The definition of USRPI includes any interest in the USRPI, with the exception of an interest solely as a creditor.

A USRPI specifically includes an interest in the following:

A corporation, whether domestic or foreign, is a USRPHC on a particular date if the fair market value of its USRPIs equals or exceeds 50% of the sum of the fair market value of its: (1) USRPIs; (2) interests in real property located outside the United States (foreign real property interests or FRPIs); and (3) other assets used or held for use in a trade or business.

Notably, an interest in a corporation is not treated as a USRPI if (i) the corporation did not hold any USRPIs on the date of disposition; (ii) all the USRPIs held by the corporation (during the applicable periods) were disposed of in transactions in which the full amount of any gain was recognized; and (iii) for dispositions after December 17, 2015, the corporation (or any predecessor) was not a Regulated Investment Company (“RIC”) or a real estate investment trust (“REIT”) (during the shorter of the applicable periods during which the interest was held).

Disposition of a USRPI

For FIRPTA purposes, this term means a “disposition” for any purpose of the Internal Revenue Code. This includes but is not limited to, a sale or exchange, liquidation, redemption, gift, or other transfers. A transferee purchasing U.S. real property interests from a foreign person, certain purchasers’ agents, and settlement officers are required to withhold 15% (10% for dispositions before February 17, 2016) of the amount realized on the disposition.

The disposition of an interest in a pass-through entity is taxed under IRC 897(a) to the extent that the gains are attributable to USRPIs held by the entities. These entities include partnerships, trusts, and estates. Gains or losses pass through to partners or beneficiaries.
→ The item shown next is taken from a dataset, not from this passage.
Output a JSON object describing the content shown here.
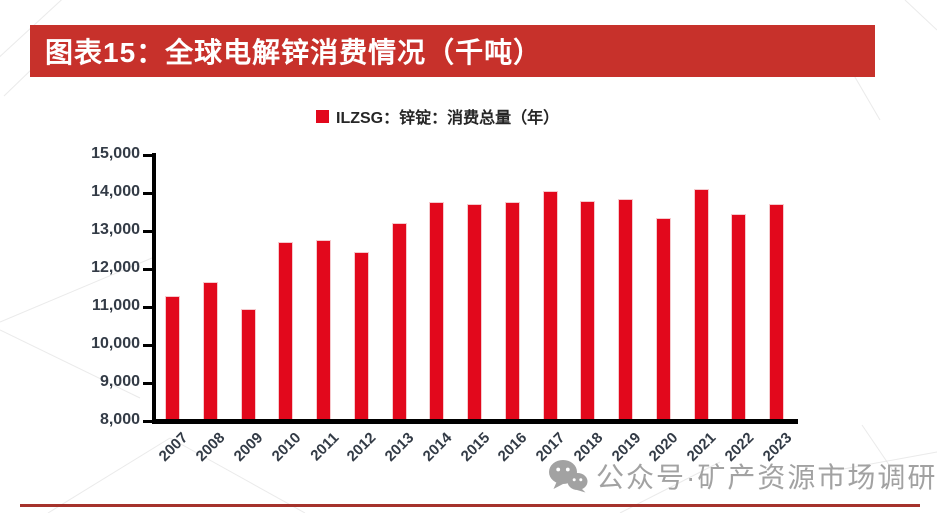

Under certain circumstances, transfers that otherwise qualify for nonrecognition treatment may be subject to tax under FIRPTA. Dispositions may include the following:

  1. Sales
  2. Gifts in which the adjusted basis of property transferred is less than the liabilities transferred
  3. Like-kind exchanges
  4. Changes in an interest in a partnership, trust, or estate
  5. Corporate reorganizations, mergers, or liquidations
  6. Foreclosures
  7. Involuntary conversions


Generally, FIRPTA imposes withholding at the rate of 15% on the amount realized on a disposition. However, if the amount realized is less than $1M USD, the withholding rate is reduced to 10%.